If you have it available, you can use DateTime::Format::MySQL like this:
use DateTime::Format::MySQL;
dbUpdate(
$id,
(
notes => 'This was an update',
filesize => '100.505',
dateEnd => DateTime::Format::MySQL->format_datetime(DateTime->now),
)
);
If not, just use DateTime or Time::Piece.
use DateTime;
my $now = DateTime->now->datetime;
$now =~ y/T/ /;
dbUpdate(
$id,
(notes => 'This was an update', filesize => '100.505', dateEnd => $now));
Tell your dbUpdate function to look for things like NOW() and react accordingly.

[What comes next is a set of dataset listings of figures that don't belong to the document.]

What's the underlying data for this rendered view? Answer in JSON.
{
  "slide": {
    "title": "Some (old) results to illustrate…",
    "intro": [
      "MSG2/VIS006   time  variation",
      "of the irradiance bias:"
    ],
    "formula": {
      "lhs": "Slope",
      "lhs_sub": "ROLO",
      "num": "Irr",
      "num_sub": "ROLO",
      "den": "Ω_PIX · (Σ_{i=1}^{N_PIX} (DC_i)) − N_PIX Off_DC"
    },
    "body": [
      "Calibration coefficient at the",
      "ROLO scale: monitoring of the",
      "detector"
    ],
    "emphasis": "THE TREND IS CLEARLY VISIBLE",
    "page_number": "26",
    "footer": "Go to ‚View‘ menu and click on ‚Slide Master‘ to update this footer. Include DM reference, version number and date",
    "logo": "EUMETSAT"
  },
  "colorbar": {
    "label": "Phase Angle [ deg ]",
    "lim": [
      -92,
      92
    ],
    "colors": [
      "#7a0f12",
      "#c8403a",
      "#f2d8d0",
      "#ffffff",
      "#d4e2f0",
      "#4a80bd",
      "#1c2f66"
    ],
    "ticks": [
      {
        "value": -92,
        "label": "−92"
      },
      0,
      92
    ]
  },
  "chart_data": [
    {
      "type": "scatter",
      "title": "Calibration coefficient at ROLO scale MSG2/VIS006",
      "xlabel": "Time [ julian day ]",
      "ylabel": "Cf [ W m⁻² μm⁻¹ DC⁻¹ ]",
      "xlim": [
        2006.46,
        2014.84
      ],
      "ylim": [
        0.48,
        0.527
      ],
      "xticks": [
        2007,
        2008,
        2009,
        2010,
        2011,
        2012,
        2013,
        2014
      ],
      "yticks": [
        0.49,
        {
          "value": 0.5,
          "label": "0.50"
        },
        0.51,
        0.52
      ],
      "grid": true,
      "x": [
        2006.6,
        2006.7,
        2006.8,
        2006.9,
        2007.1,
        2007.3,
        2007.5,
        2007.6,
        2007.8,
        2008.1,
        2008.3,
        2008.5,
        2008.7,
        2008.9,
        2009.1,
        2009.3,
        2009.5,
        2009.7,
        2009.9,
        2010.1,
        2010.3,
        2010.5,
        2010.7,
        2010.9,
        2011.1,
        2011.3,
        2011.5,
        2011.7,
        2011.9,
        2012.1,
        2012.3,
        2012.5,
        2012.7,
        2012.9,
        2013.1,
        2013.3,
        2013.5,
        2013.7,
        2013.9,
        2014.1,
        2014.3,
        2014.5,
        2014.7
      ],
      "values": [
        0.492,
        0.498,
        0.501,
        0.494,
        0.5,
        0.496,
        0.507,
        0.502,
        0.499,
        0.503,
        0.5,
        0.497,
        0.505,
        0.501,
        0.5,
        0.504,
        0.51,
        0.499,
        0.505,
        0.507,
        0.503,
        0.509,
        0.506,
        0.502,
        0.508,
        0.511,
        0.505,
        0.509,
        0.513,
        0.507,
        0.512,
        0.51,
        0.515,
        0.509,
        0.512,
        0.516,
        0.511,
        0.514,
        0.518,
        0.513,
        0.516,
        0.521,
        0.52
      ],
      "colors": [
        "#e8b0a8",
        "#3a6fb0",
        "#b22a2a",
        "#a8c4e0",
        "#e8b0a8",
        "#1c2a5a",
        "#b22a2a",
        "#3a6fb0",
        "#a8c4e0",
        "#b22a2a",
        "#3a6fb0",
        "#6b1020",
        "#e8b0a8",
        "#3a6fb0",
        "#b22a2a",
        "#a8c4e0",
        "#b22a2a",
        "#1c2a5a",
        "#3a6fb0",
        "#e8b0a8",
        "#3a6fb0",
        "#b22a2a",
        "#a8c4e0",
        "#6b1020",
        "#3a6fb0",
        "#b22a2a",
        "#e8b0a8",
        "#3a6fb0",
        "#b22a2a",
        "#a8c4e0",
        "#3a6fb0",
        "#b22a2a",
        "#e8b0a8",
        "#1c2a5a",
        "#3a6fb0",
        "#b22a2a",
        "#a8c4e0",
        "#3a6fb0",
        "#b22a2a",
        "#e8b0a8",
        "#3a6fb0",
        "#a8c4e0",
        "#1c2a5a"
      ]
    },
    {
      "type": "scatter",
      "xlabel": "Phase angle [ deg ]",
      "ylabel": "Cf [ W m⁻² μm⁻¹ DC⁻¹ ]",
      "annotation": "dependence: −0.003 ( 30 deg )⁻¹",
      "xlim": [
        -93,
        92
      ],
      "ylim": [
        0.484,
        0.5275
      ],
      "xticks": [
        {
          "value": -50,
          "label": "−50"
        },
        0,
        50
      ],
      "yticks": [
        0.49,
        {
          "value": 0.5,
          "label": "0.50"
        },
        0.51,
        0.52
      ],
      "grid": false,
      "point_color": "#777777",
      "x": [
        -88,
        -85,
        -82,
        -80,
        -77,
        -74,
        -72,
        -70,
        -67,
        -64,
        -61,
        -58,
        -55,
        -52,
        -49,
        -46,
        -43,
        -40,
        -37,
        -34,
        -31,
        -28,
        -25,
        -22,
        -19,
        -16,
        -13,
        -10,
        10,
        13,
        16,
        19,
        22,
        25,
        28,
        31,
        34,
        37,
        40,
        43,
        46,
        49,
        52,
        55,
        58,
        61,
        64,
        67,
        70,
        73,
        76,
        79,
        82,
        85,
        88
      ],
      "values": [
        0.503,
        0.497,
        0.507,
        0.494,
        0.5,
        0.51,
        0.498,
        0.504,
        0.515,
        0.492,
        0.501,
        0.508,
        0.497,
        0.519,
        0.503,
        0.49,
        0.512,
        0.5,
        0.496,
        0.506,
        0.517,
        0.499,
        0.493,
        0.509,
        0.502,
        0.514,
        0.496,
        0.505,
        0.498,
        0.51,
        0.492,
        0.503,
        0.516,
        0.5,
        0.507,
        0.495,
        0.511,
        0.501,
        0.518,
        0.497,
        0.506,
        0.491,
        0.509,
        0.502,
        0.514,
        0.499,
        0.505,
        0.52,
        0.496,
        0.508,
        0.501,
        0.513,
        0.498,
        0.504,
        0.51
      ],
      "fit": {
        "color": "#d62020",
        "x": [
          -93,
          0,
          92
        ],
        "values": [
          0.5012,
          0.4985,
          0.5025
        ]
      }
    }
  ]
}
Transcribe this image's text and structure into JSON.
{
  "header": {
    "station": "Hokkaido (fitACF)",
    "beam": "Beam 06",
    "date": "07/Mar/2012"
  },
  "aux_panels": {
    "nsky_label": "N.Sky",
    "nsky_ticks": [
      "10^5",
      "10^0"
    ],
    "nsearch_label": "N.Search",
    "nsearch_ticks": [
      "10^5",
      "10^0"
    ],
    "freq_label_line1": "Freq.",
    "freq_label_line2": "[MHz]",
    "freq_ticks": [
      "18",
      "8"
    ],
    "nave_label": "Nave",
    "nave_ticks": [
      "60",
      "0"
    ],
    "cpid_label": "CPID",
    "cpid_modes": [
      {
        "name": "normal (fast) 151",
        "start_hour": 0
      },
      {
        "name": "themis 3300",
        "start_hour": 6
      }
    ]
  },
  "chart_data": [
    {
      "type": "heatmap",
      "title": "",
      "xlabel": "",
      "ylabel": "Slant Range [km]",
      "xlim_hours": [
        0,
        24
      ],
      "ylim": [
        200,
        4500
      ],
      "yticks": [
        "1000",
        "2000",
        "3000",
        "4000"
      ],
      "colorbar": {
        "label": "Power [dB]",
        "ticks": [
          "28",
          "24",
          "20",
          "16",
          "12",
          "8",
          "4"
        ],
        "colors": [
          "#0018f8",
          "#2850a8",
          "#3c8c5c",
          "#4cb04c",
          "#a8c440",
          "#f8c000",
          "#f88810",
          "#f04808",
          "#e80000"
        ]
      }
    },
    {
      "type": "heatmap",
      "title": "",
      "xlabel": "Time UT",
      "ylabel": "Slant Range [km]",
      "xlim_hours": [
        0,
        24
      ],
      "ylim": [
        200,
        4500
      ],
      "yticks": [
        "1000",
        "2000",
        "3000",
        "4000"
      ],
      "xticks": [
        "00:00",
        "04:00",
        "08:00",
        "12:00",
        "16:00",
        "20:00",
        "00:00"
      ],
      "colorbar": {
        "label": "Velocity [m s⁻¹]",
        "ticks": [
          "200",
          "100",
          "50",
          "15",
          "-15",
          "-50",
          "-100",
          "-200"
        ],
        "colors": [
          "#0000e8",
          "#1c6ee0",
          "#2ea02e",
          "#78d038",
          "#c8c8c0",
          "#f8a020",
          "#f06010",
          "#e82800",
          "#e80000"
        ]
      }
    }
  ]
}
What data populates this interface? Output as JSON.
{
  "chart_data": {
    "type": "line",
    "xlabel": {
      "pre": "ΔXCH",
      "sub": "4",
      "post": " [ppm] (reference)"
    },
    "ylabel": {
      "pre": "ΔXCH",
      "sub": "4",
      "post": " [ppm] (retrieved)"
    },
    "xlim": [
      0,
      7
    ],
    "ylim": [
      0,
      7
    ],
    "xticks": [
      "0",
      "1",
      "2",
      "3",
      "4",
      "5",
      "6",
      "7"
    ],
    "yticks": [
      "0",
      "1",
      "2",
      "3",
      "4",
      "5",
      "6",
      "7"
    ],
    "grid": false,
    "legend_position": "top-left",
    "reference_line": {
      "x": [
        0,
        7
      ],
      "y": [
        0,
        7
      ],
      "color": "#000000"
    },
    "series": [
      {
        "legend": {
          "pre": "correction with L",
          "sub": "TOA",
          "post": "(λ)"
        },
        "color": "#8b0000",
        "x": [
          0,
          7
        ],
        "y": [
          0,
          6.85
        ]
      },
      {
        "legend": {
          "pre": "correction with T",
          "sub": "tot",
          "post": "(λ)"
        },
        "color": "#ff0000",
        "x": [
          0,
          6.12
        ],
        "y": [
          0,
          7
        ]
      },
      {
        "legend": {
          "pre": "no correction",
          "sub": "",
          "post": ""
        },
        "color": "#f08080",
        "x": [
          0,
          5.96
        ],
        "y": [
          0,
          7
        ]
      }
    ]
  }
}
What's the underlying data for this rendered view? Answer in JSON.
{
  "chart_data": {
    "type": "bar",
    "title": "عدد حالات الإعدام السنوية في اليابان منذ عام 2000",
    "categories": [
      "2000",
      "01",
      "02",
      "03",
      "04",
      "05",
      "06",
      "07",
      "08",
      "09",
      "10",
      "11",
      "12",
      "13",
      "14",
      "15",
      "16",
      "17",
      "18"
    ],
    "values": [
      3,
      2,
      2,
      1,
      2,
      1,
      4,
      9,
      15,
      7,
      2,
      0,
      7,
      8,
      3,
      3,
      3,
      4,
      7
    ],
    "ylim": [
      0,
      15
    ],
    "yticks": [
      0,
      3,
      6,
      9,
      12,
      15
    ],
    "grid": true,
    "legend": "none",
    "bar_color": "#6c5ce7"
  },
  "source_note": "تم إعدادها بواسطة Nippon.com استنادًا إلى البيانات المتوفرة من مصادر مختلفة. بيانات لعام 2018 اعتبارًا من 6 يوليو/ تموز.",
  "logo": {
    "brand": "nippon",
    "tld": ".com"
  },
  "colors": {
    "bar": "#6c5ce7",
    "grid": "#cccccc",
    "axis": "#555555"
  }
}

You can do something like this. But there are better ways to code this. You should also consider that there is e.g. CURRENT_TIMESTAMP() as well.
sub dbUpdate {
my $id = shift;
my %val_hash = #_;
my $table = 'backupjobs';
my $update_stmt = "UPDATE $table SET ";
# Check for the NOW() value
# This could be done with others too
foreach ( keys %val_hash ) {
if ($val_hash{$_} =~ m/^NOW\(\)$/i) {
$update_stmt .= "$_ = NOW()";
$update_stmt .= ', ' if scalar keys %val_hash > 1;
delete $val_hash{$_};
}
}
# Put everything together, join keeps track of the trailing comma
$update_stmt .= join(', ', map { "$_=?" } keys %val_hash );
$update_stmt .= " WHERE ID = ?";
say "update_stmt is : $update_stmt";
say "values are: ", join(', ', values %val_hash);
my $dbo = dbConnect();
my $sth = $dbo->prepare( $update_stmt );
$sth->execute( values %val_hash, $id ) or die "DB Update failed : $!\n";
$dbo->disconnect || die "Failed to disconnect\n";
return 1;
}
Write your queries yourself.
You're probably not going to do it and I'll not add an example since you know how to do it anyway.
Here's something else: Is this the only thing you do with your database while your program runs? It is not wise to connect and disconnect the database every time you make a query. It would be better for performance to connect the database once you need it (or at the beginning of the program, if you always use it) and just use this dbh/dbo everywhere. It saves a lot of time (and code).
Sorry but you can't use NOW() as an interpolated value like that.
when a ? is used in an SQL statement, the corresponding value is (via some mechanism or other) passed to the database escaped, so whatever value is interpreted as a string, not as SQL. So you are in effect attempting to use the string 'NOW()' as a date value, not the function NOW().
To use NOW() as a function, you will have to insert it into the SQL itself rather than pass it as a bound value. This means you will either have to use a hack of your dbupdate function or write a new one, or obtain the time as a string in perl and pass the resulting string the dbupdate.